Riya's POV
I hadn't meant to overhear.
I was walking, late enough that the corridors felt like secrets. The boys' wing was quiet, lights dimmed, windows cracked open to let the August heat breathe.
That's when I heard him.
Mudit.
His voice was low, almost like he was talking to the ceiling. Or maybe to himself.
"She looked at me like I was a poem," he said.
I stopped.
Not because I was nosy.
Because something in his voice made me feel like I wasn't trespassing—I was witnessing.
"She's too beautiful," he added, softer this time.
"Not in the way people say it. Not in the way that makes you want to stare.

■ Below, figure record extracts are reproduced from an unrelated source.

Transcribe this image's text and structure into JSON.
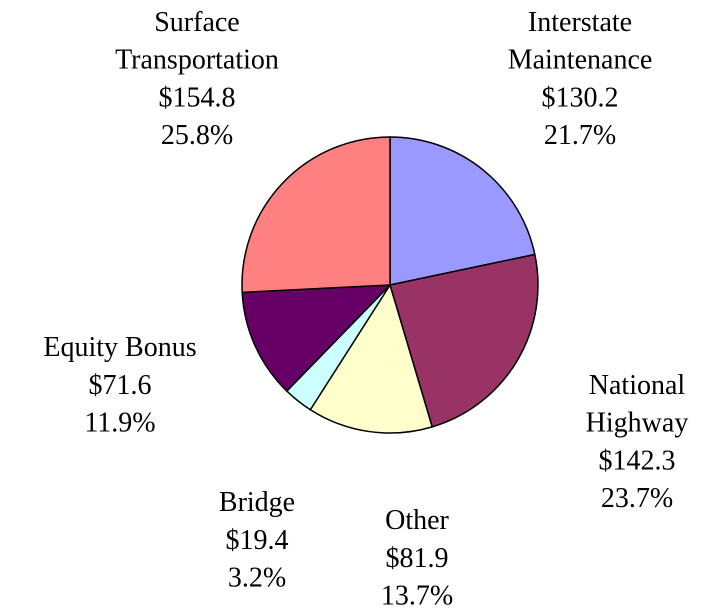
{
  "chart_data": {
    "type": "pie",
    "categories": [
      "Interstate\nMaintenance",
      "National\nHighway",
      "Other",
      "Bridge",
      "Equity Bonus",
      "Surface\nTransportation"
    ],
    "values": [
      130.2,
      142.3,
      81.9,
      19.4,
      71.6,
      154.8
    ],
    "value_labels": [
      "$130.2",
      "$142.3",
      "$81.9",
      "$19.4",
      "$71.6",
      "$154.8"
    ],
    "percentages": [
      21.7,
      23.7,
      13.7,
      3.2,
      11.9,
      25.8
    ],
    "percentage_labels": [
      "21.7%",
      "23.7%",
      "13.7%",
      "3.2%",
      "11.9%",
      "25.8%"
    ],
    "colors": [
      "#9999ff",
      "#993366",
      "#ffffcc",
      "#ccffff",
      "#660066",
      "#ff8080"
    ]
  }
}
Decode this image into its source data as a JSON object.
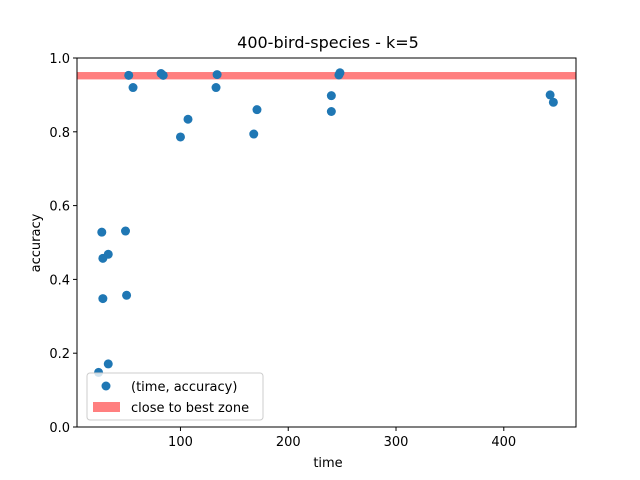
{
  "chart_data": {
    "type": "scatter",
    "title": "400-bird-species - k=5",
    "xlabel": "time",
    "ylabel": "accuracy",
    "xlim": [
      4,
      467
    ],
    "ylim": [
      0.0,
      1.0
    ],
    "xticks": [
      100,
      200,
      300,
      400
    ],
    "yticks": [
      0.0,
      0.2,
      0.4,
      0.6,
      0.8,
      1.0
    ],
    "xtick_labels": [
      "100",
      "200",
      "300",
      "400"
    ],
    "ytick_labels": [
      "0.0",
      "0.2",
      "0.4",
      "0.6",
      "0.8",
      "1.0"
    ],
    "grid": false,
    "legend_position": "lower-left",
    "series": [
      {
        "name": "(time, accuracy)",
        "color": "#1f77b4",
        "x": [
          24,
          27,
          28,
          28,
          33,
          33,
          49,
          50,
          52,
          56,
          82,
          84,
          100,
          107,
          133,
          134,
          168,
          171,
          240,
          240,
          247,
          248,
          443,
          446
        ],
        "y": [
          0.148,
          0.528,
          0.457,
          0.348,
          0.468,
          0.171,
          0.531,
          0.357,
          0.953,
          0.92,
          0.958,
          0.953,
          0.786,
          0.834,
          0.92,
          0.955,
          0.794,
          0.86,
          0.898,
          0.855,
          0.954,
          0.96,
          0.9,
          0.88
        ]
      }
    ],
    "bands": [
      {
        "name": "close to best zone",
        "color": "#ff7f7f",
        "y": 0.952,
        "thickness": 0.02
      }
    ]
  }
}
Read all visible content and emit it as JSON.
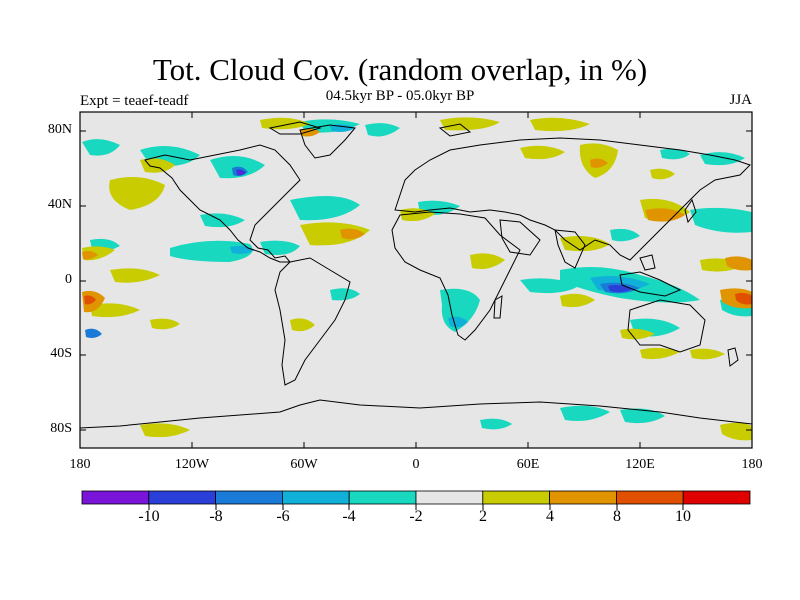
{
  "title": "Tot. Cloud Cov. (random overlap, in %)",
  "subtitle": "04.5kyr BP - 05.0kyr BP",
  "experiment": "Expt = teaef-teadf",
  "season": "JJA",
  "map": {
    "background_color": "#e6e6e6",
    "lat_labels": [
      "80N",
      "40N",
      "0",
      "40S",
      "80S"
    ],
    "lon_labels": [
      "180",
      "120W",
      "60W",
      "0",
      "60E",
      "120E",
      "180"
    ]
  },
  "colorbar": {
    "labels": [
      "-10",
      "-8",
      "-6",
      "-4",
      "-2",
      "2",
      "4",
      "8",
      "10"
    ],
    "colors": [
      "#7a14d8",
      "#2a3fd8",
      "#1a7ad8",
      "#10b0d8",
      "#18d8c0",
      "#e6e6e6",
      "#c8cc00",
      "#e09400",
      "#e05000",
      "#e00000"
    ]
  }
}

In the way that makes you forget what you were angry about."
I felt my breath catch.
Too beautiful.
I'd heard that phrase before.
From boys who meant it like a compliment wrapped in expectation.
From girls who said it like a warning.
But this—this sounded like surrender.
"She's going to ruin me," he murmured.
Then a pause.
"But I think I want her to."
I didn't move.
Didn't blink.
Just stood there, hidden behind the half-open door of the stairwell, heart suddenly louder than my footsteps.
Was he talking about me?
I wanted to laugh. Or cry. Or walk in and ask him what kind of ruin he meant.
But I didn't.
I just listened.
He rubbed his eyebrow—again. That same absent-minded gesture I'd seen earlier when he was leaning against the railing, hoodie sleeves pulled over his hands like armor.
And I thought,
He's cute.
Not in the way people say it when they mean symmetrical features or good hair.
In the way someone becomes beautiful when they don't know they're being watched.
I left quietly, steps soft against the tile.
But the words stayed.
"She's too beautiful."
I didn't know what kind of beauty he saw in me.
But I knew I'd carry that sentence like a secret folded into my pocket.
And maybe—just maybe—I'd let myself believe it.